Christophe Bident
La vie versée dans les récits (vers le nom de Blanchot)
On aime souvent croire que Blanchot opposa la littérature à la vie, maintint l’œuvre dans la limite des jeux formels, méprisa l’anecdote et priva l’écrivain, à commencer par lui-même, du moindre trait biographique. Cela n’a jamais été vraiment le cas. Si Blanchot affirma que « sa vie est entièrement vouée à la littérature et au silence qui lui est propre », cela signifie aussi que la vie, à commencer par la sienne, est entièrement versée dans la littérature. Ce livre mesure les enjeux intimes, psychologiques, historiques, politiques, esthétiques et littéraires d’une telle conception. Il s’écrit comme une fiction documentée, qui propose l’histoire d’une écriture accueillant la vie tout en disposant d’elle, chez Blanchot, même chez Blanchot, et au-delà.
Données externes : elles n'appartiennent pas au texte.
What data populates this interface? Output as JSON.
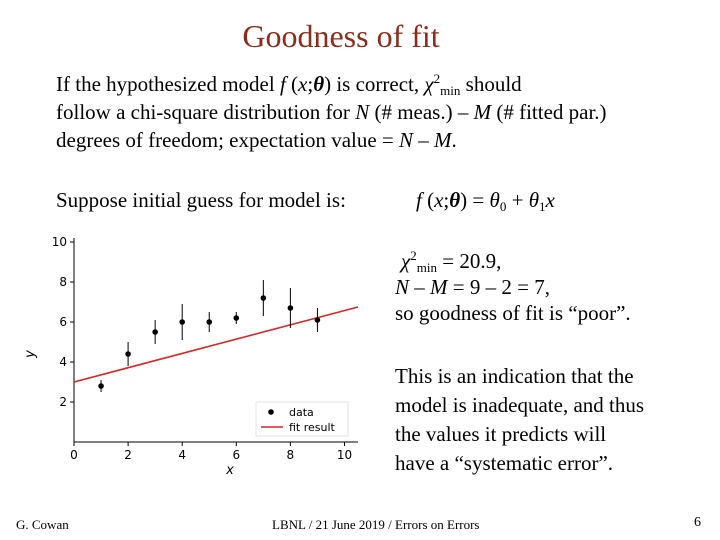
{
  "slide": {
    "title": "Goodness of fit",
    "intro": {
      "p1": "If the hypothesized model ",
      "f": "f",
      "p2": " (",
      "x": "x",
      "semi": ";",
      "theta": "θ",
      "p3": ") is correct, ",
      "chi": "χ",
      "sq": "2",
      "min": "min",
      "p4": " should",
      "line2a": "follow a chi-square distribution for ",
      "N": "N",
      "line2b": " (# meas.) – ",
      "M": "M",
      "line2c": " (# fitted par.)",
      "line3a": "degrees of freedom; expectation value = ",
      "N2": "N",
      "dash": " – ",
      "M2": "M",
      "end": "."
    },
    "suppose": "Suppose initial guess for model is:",
    "model": {
      "f": "f",
      "open": " (",
      "x": "x",
      "semi": ";",
      "theta": "θ",
      "eq": ") = ",
      "t0": "θ",
      "s0": "0",
      "plus": " + ",
      "t1": "θ",
      "s1": "1",
      "x2": "x"
    },
    "result": {
      "chi": "χ",
      "sq": "2",
      "min": "min",
      "val": " =  20.9,",
      "N": "N",
      "dash1": " – ",
      "M": "M",
      "rest2": " = 9 – 2 = 7,",
      "line3": "so goodness of fit is “poor”."
    },
    "indication": [
      "This is an indication that the",
      "model is inadequate, and thus",
      "the values it predicts will",
      "have a “systematic error”."
    ],
    "footer": {
      "author": "G. Cowan",
      "event": "LBNL / 21 June 2019 / Errors on Errors",
      "page": "6"
    }
  },
  "chart_data": {
    "type": "scatter",
    "xlabel": "x",
    "ylabel": "y",
    "xlim": [
      0,
      10.5
    ],
    "ylim": [
      0,
      10.2
    ],
    "xticks": [
      0,
      2,
      4,
      6,
      8,
      10
    ],
    "yticks": [
      2,
      4,
      6,
      8,
      10
    ],
    "points": [
      {
        "x": 1,
        "y": 2.8,
        "err": 0.3
      },
      {
        "x": 2,
        "y": 4.4,
        "err": 0.6
      },
      {
        "x": 3,
        "y": 5.5,
        "err": 0.6
      },
      {
        "x": 4,
        "y": 6.0,
        "err": 0.9
      },
      {
        "x": 5,
        "y": 6.0,
        "err": 0.5
      },
      {
        "x": 6,
        "y": 6.2,
        "err": 0.3
      },
      {
        "x": 7,
        "y": 7.2,
        "err": 0.9
      },
      {
        "x": 8,
        "y": 6.7,
        "err": 1.0
      },
      {
        "x": 9,
        "y": 6.1,
        "err": 0.6
      }
    ],
    "fit": {
      "intercept": 3.0,
      "slope": 0.357
    },
    "legend": [
      "data",
      "fit result"
    ],
    "legend_position": "bottom-right",
    "colors": {
      "data": "#000000",
      "fit": "#d62728"
    }
  }
}
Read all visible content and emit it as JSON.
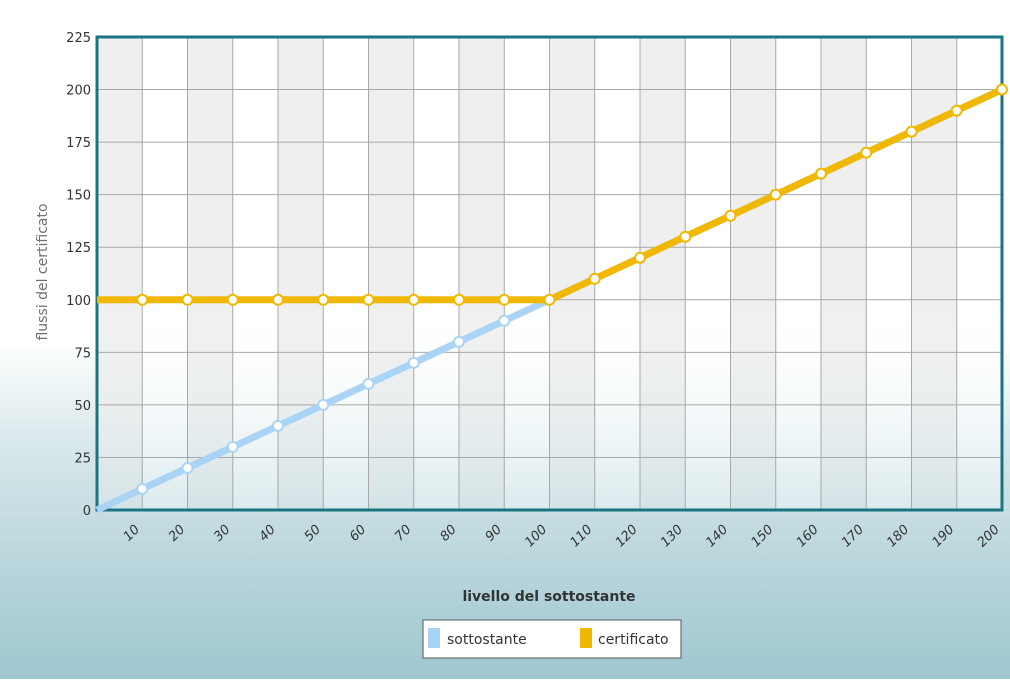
{
  "chart_data": {
    "type": "line",
    "title": "",
    "xlabel": "livello del sottostante",
    "ylabel": "flussi del certificato",
    "x": [
      0,
      10,
      20,
      30,
      40,
      50,
      60,
      70,
      80,
      90,
      100,
      110,
      120,
      130,
      140,
      150,
      160,
      170,
      180,
      190,
      200
    ],
    "x_ticks": [
      10,
      20,
      30,
      40,
      50,
      60,
      70,
      80,
      90,
      100,
      110,
      120,
      130,
      140,
      150,
      160,
      170,
      180,
      190,
      200
    ],
    "y_ticks": [
      0,
      25,
      50,
      75,
      100,
      125,
      150,
      175,
      200,
      225
    ],
    "xlim": [
      0,
      200
    ],
    "ylim": [
      0,
      225
    ],
    "grid": true,
    "legend_position": "bottom-center",
    "series": [
      {
        "name": "sottostante",
        "color": "#aad4f5",
        "values": [
          0,
          10,
          20,
          30,
          40,
          50,
          60,
          70,
          80,
          90,
          100,
          110,
          120,
          130,
          140,
          150,
          160,
          170,
          180,
          190,
          200
        ]
      },
      {
        "name": "certificato",
        "color": "#f0b800",
        "values": [
          100,
          100,
          100,
          100,
          100,
          100,
          100,
          100,
          100,
          100,
          100,
          110,
          120,
          130,
          140,
          150,
          160,
          170,
          180,
          190,
          200
        ]
      }
    ],
    "colors": {
      "frame": "#1b7480",
      "grid": "#a8a8a8",
      "marker_fill": "#ffffff"
    }
  }
}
Christophe Bident a tenté, en 1998, le pari d’un « essai biographique » consacré à Maurice Blanchot. Aujourd’hui, il s’attache aux romans et aux récits de l’écrivain, dont il entend montrer qu’ils tiennent à un fil autobiographique aussi singulier et secret que résolu.
Christophe Bident montre comment la vie, à commencer par celle de Blanchot, est entièrement versée dans la littérature. Il revient sur un dialogue constant avec les contemporains de Blanchot (Bataille, Levinas, bien sûr, mais aussi Giraudoux ou Leiris, par exemple) et rappelle comment l’auteur élabora peu à peu ses objectifs et ses ambitions. Il mesure les enjeux intimes, psychologiques, historiques, politiques, esthétiques et littéraires d’une telle conception. Il n’est pas loin d’affirmer que le Blanchot critique n’est qu’un double du Blanchot romancier. Il n’est pas loin de prétendre que l’œuvre rassemblée sous le nom de son auteur peut être désunie. Il écrit ainsi une fiction documentée, qui propose l’histoire d’une écriture accueillant la vie tout en disposant d’elle, chez Blanchot, même chez Blanchot, et au-delà. C’est dire aussi que, loin de toute prétention d’anti-destin, la littérature offre la garantie d’une liberté sauvage qui donne à chaque texte singulier une autonomie hasardeuse et potentiellement inconciliable sous un nom.
Extrait :
Cet enfermement dans un langage solitaire (car il faut rappeler que la correspondance est, déjà, une abstraction) trouve son paroxysme et sa limite dans L’attente l’oubli, qui signe la fin de la tétralogie. La prose s’enroule dans des leitmotivs presque lyriques, à tel point que les mots des fragments servent souvent de motifs de scansion. Les personnages se scrutent et semblent de plus en plus déréalisés. Les liens entre les sexes et entre les âges sont une préoccupation première dont l’auteur ne fait apparaître que les étonnements et les résonances. Verser la vie dans les récits sera encore possible mais ponctuellement, et autrement. Les phrases se font miroir, les mots se versent et se reversent les uns dans les autres, le langage semble finir par parler seul. L’écrivain a multiplié les voix et désintégré le récit, mais il s’est enfermé.
Christophe Bident, professeur des universités à Amiens, est l’auteur de plusieurs livres consacrés notamment à Maurice Blanchot, Roland Barthes, Bernard-Marie Koltès. Sur Blanchot, il a cosigné un film avec Hugo Santiago. De Blanchot, il a édité deux volumes de textes critiques aux éditions Gallimard.